Written by Alan Graham, Contributor

I'm actually thinking about it.

After 7 years as a faithful user, I'm thinking about taking the plunge and severing my bank account from Apple's .Mac service. I'm seriously getting fed up with the delays and obvious omissions from Apple's online strategy, and I tend to believe that if the iPhone has been responsible for delays in OS X Leopard...where are Apple's .Mac/iLife priorities? Much further down. In the past seven years I have paid them about $1,000 for these services, and I'm starting to think I'm getting the raw end of the deal.

I think that Apple's .Mac service is dead, it just doesn't know it. And while my hopes are high that we'll see some amazing .Mac offerings when Leopard comes, I'm not holding my breath. So I'm starting my own .Mac death clock.

I'm giving them until Leopards release (when my account comes up for renewal), and in the meantime, I'm preparing to move all my online assets to other services. If I don't see some major improvements by Leopard, I'm leaving the fold for good. I love Apple products, but I'm not an apologist and I see them falling further and further behind every day.

I'm willing to pay for good services, and I'll admit that .Mac has some powerful features when combined with the operating system and software that Apple makes. However, I feel the amount of money I pay for services which are updated at a much slower pace than competing online services, is wasted. Let's face it, most of us likely hang on because we don't want to lose our email address. I've been using the same two addresses for seven years, and the fear of someone not being able to reach me is what keeps me from just cutting the cord right now. As far as other alternatives in mail, online storage, and site hosting...I simply get more for my money with Apple's competitors.

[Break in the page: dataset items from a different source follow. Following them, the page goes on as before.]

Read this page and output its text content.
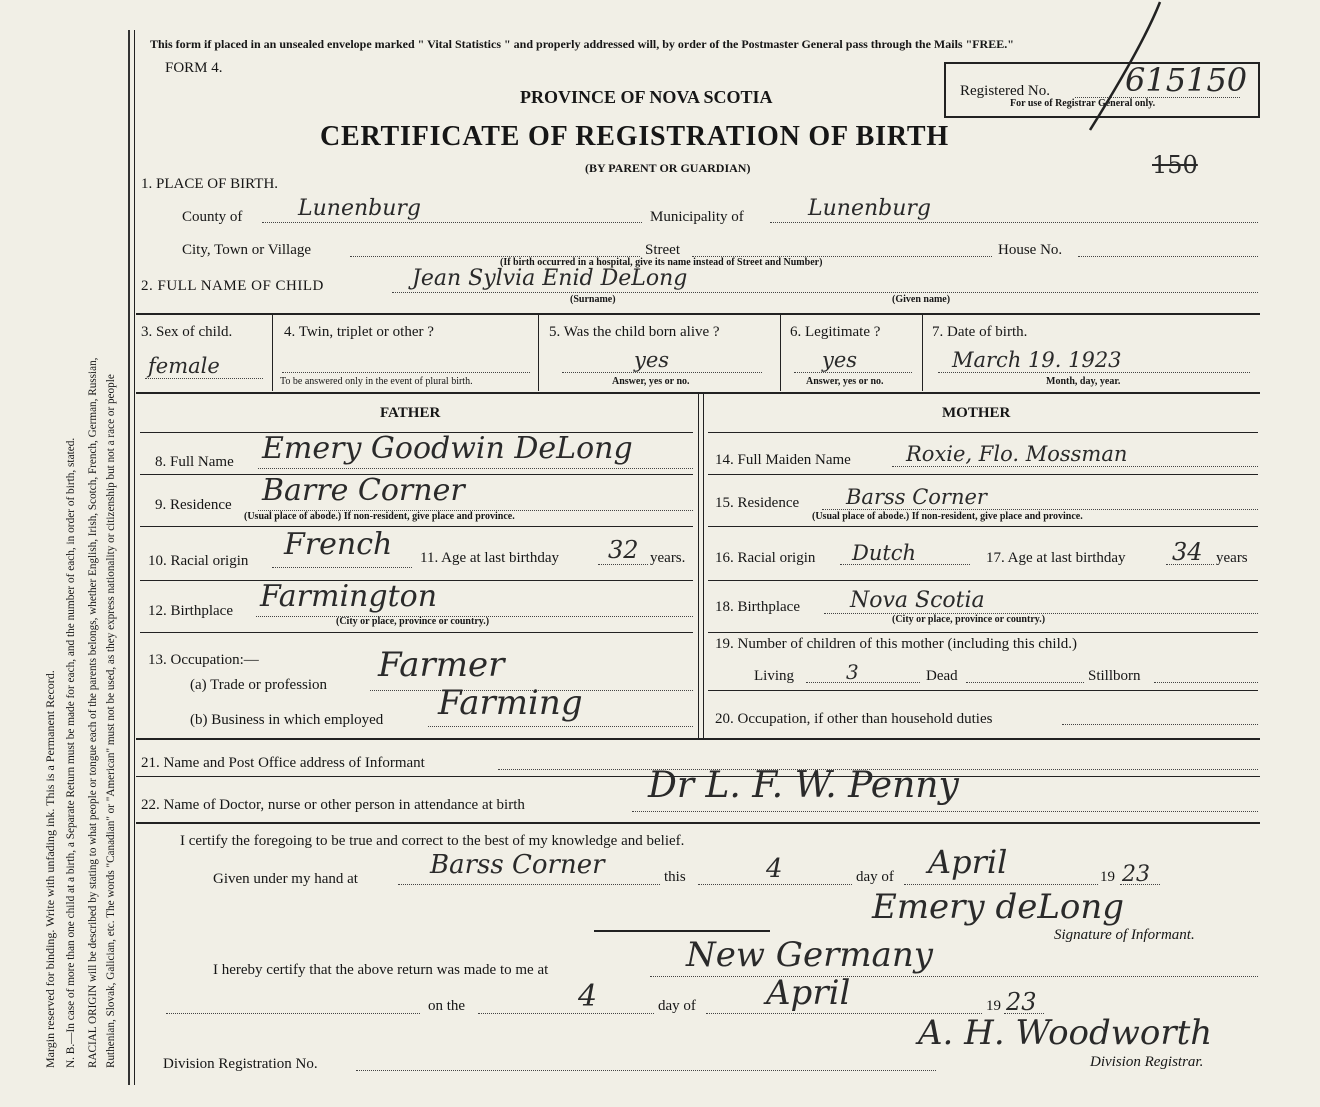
Margin reserved for binding. Write with unfading ink. This is a Permanent Record. N. B.—In case of more than one child at a birth, a Separate Return must be made for each, and the number of each, in order of birth, stated. RACIAL ORIGIN will be described by stating to what people or tongue each of the parents belongs, whether English, Irish, Scotch, French, German, Russian, Ruthenian, Slovak, Galician, etc. The words "Canadian" or "American" must not be used, as they express nationality or citizenship but not a race or people
This form if placed in an unsealed envelope marked " Vital Statistics " and properly addressed will, by order of the Postmaster General pass through the Mails "FREE."
FORM 4.
PROVINCE OF NOVA SCOTIA
CERTIFICATE OF REGISTRATION OF BIRTH
(BY PARENT OR GUARDIAN)
Registered No. 615150
For use of Registrar General only.
150
1. PLACE OF BIRTH.
County of	Lunenburg	Municipality of	Lunenburg
City, Town or Village	Street	House No.
(If birth occurred in a hospital, give its name instead of Street and Number)
2. FULL NAME OF CHILD	Jean Sylvia Enid DeLong
(Surname)	(Given name)
3. Sex of child.
female
4. Twin, triplet or other ?
To be answered only in the event of plural birth.
5. Was the child born alive ?
yes
Answer, yes or no.
6. Legitimate ?
yes
Answer, yes or no.
7. Date of birth.
March 19. 1923
Month, day, year.
FATHER
8. Full Name Emery Goodwin DeLong
9. Residence Barre Corner
(Usual place of abode.) If non-resident, give place and province.
10. Racial origin French 11. Age at last birthday 32 years.
12. Birthplace Farmington
(City or place, province or country.)
13. Occupation:—
(a) Trade or profession Farmer
(b) Business in which employed Farming
MOTHER
14. Full Maiden Name	Roxie, Flo. Mossman
15. Residence Barss Corner
(Usual place of abode.) If non-resident, give place and province.
16. Racial origin Dutch	17. Age at last birthday 34 years
18. Birthplace Nova Scotia
(City or place, province or country.)
19. Number of children of this mother (including this child.)
Living	3	Dead	Stillborn
20. Occupation, if other than household duties
21. Name and Post Office address of Informant
22. Name of Doctor, nurse or other person in attendance at birth	Dr L. F. W. Penny
I certify the foregoing to be true and correct to the best of my knowledge and belief.
Given under my hand at	Barss Corner	this	4	day of April	19 23
Emery deLong
Signature of Informant.
I hereby certify that the above return was made to me at	New Germany
on the	4	day of April	19 23
A. H. Woodworth
Division Registrar.
Division Registration No.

I know I'm not the only one here who expected to see some major improvements to the iLife/.Mac offerings this last Macworld. We got nothin. Apple apologists will tell you to just wait until Leopard, since the new services are likely tied to the operating system. But maybe that's the problem. Perhaps having to rely on the OS is not a very intelligent way to run a web services division. I mean other online companies have to build things that work for multiple OS's...why can't Apple? I think that Apple's desire to have everything interconnected is leading it down a path with .Mac that is keeping them from their true potential. Sure, I think connecting your OS and apps to one online account is dead handy, but I'm not sure that the .Mac division is getting all the assets it deserves.

Maybe it is the clear lack of strategy and vision that I see with .Mac that leaves me feeling this is a dead service? Maybe it is Apple's own deep secrecy about all things that leads me to believe that they cannot survive in a web 2.0 world? They are slow to move and execute, aren't willing to release beta features, and have no API/mashup strategy.

Now I'm not putting the blame on the people who work over in that division. I'm sure they are working around the clock and are doing the best they can, but my greater question is what is Apple's commitment to this division? I think that, like Filemaker, Apple should consider spinning .Mac off into a new company. A company that can take risks and chances and not suffer under the oppressive Apple secrecy. I want to see more mashups and freedom to push the envelope and inspire. Like with all Apple products, I want to see them innovate and be thought leaders in this arena, not just a has been.

If I were running that area I would open the doors to the web 2.0 community and foster relationships with outside developers and other web services. I'd also start a small incubator that helped small companies with big ideas get started and bring them into the fold. Apple has amazing resources...it could do so much for the online communities if it wanted. As it stands, I think their current path is one that will lead to a bunch of people migrating away from Apple's online services...and a major portion of what made iLife so valuable in the first place, will become a thorn in it's side.